Interview mit Dr. Klaus Graf, Geschäftsführer stadtgrenzenlos gGmbH, zur Funktion und Aufgabe der AG Digitalisierung
Es braucht Zeit, bis die digitale Transformation atmet.
Was bedeutet Digitalisierung für soziale Einrichtungen und die soziale Arbeit? Was ist daran so neu?
Klaus Graf: Die Digitalisierung fand bisher in sozialen Einrichtungen eher auf betriebswirtschaftlicher und organisatorischer Ebene statt. Auf der fachlichen Ebene beginnt man jetzt erst, sich mit dem Thema zu beschäftigen. Wir sind da schon weiter und haben uns vor allem die Primärprozesse der sozialen Arbeit vorgenommen.
Was heißt das?
Klaus Graf: Wir thematisieren die digitale Transformation des Lernprozesses. Digitales Lernen als Bildungschance ist hier das Stichwort. E-Learning ist ein solches Format, in dem wir Angebote für Fachkräfte entwickeln.
Hinzu kommt die Mediatisierung der Leistungsangebote der sozialen Arbeit.
Welche Funktion hat hier die AG Digitalisierung?
Klaus Graf: Um die digitale Transformation voranzutreiben, brauchen wir organisatorische Prozesse, in denen Ideen, Initiativen und Projekte entwickelt, begleitet und moderiert werden. Da ist die AG ein wichtiges Steuerungsinstrument. Dazu gehören auch die Steuerungsgruppe, die Benennung von Medienbeauftragten, aber auch das Angebot von digitalen Fortbildungen für die Mitarbeitenden.
Es geht uns darum, hierarchieunabhängige Strukturen und Prozesse zu installieren, in denen sich Interessierte und technikaffine Menschen beraten und besprechen können.
Wo ist die AG angesiedelt?
Klaus Graf: Die Steuerungsgruppe und die AG sind die Motoren der digitalen Transformation innerhalb der EJG. Die Steuerungsgruppe steuert alle Prozesse von oben, die Medienbeauftragten speisen Inhalte in die Prozesse. Die AG Digitalisierung bringt beide Ebenen zusammen. In den Treffen werden Themen vorgedacht und vorbereitet. Hier ist der Raum für Erfahrungsaustausch. Die AG ist im wahren Sinne des Wortes eine Arbeitsgemeinschaft. Hier treffen die Fachleute aus den Einrichtungen mit ihrem pädagogischen Hintergrund und dem Wissen um die Möglichkeiten in den Einrichtungen auf die Medienpädagogen von stadtgrenzenlos.
Welche Rolle spielt das Team von stadtgrenzenlos dabei?
Klaus Graf: Sie sind die Spezialisten für den Bereich der Medienpädagogik. Sie bringen mit ihren unterschiedlichen beruflichen und biografischen Hintergründen die notwendigen Erfahrungen mit.
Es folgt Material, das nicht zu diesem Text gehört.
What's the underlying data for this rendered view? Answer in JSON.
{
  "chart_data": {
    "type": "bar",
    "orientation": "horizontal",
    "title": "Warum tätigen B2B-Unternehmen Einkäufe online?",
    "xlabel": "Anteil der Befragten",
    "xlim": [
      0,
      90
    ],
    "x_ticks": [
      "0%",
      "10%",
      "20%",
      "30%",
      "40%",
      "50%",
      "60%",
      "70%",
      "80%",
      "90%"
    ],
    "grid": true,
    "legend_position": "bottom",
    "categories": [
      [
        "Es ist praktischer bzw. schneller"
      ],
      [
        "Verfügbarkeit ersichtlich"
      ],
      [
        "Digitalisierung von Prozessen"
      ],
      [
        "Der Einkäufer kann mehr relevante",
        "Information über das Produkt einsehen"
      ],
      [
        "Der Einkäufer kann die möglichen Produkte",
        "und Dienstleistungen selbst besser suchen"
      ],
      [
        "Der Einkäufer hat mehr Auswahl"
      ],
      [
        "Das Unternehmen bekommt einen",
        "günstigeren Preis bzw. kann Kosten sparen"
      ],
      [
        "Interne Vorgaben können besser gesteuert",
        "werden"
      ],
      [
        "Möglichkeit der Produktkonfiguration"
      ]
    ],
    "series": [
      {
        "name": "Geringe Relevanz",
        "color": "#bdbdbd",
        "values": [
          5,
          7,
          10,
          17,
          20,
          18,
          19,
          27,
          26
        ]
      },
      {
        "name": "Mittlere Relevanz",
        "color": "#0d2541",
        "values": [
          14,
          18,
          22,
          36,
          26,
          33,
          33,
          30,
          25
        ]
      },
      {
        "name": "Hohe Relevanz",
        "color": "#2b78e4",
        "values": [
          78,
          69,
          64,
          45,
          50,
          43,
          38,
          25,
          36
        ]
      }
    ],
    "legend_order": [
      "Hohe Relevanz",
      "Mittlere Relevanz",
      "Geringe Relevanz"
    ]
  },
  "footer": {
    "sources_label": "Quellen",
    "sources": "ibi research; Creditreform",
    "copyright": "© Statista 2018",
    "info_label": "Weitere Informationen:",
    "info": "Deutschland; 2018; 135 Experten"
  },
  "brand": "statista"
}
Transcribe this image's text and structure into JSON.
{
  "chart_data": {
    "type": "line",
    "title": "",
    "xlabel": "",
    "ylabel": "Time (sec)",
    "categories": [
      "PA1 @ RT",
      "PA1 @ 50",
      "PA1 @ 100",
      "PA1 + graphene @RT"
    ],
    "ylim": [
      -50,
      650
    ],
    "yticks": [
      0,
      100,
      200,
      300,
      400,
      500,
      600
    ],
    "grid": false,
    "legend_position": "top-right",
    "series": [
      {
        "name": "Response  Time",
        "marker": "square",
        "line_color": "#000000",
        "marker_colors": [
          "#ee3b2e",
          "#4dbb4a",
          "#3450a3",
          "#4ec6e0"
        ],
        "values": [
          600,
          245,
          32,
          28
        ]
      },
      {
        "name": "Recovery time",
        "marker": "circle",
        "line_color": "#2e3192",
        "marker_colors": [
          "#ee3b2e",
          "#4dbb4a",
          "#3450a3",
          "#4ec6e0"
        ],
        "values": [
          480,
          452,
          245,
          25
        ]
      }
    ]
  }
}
Sie holen sich neue Anregungen von außerhalb und tragen diese wiederum in die Steuerungsgruppe und AG Digitalisierung.
Unterstützt durch Alexander Hundenborn von der Fachstelle für Jugendmedienkultur NRW sind sie das beratende und begleitende Team. Sie können unter medienspezifischen Aspekten beurteilen, welche Projekte und Ideen realisierbar sind. Dazu geben Sie im Vorfeld Anregungen, die wiederum von den Mitarbeitenden der Einrichtungen auf Machbarkeit eingeschätzt werden. So bewegen sich beide „Parteien“ in einem permanenten Austausch. Das Ergebnis sind tragfähige digitale Projekte.
Es erscheint aber so, als würde das Thema „digitale Transformation“ recht langsam an Bewegung und Geschwindigkeit gewinnen. Woran liegt das?
Klaus Graf: Der Eindruck mag auf den ersten Blick stimmen. Es braucht Zeit, das Thema Digitalisierung in die Einrichtungen zu tragen. Die Einrichtungen und die Mitarbeitenden sind ein Spiegelbild unserer Gesellschaft. So gibt es dort auch Menschen, die einem solchen Thema offen gegenüber sind und andere, die eher reserviert reagieren. Alle müssen mitgenommen werden. Es braucht Zeit, bis die digitale Transformation atmet. Aber es ist jetzt schon vieles in Bewegung. Ideen und Projekte, wie die Trickfilm AG, kommen aus den Einrichtungen. Immer mehr Mitarbeitende spüren, welche Potenziale in der digitalen Transformation für sie und ihre Arbeit liegen.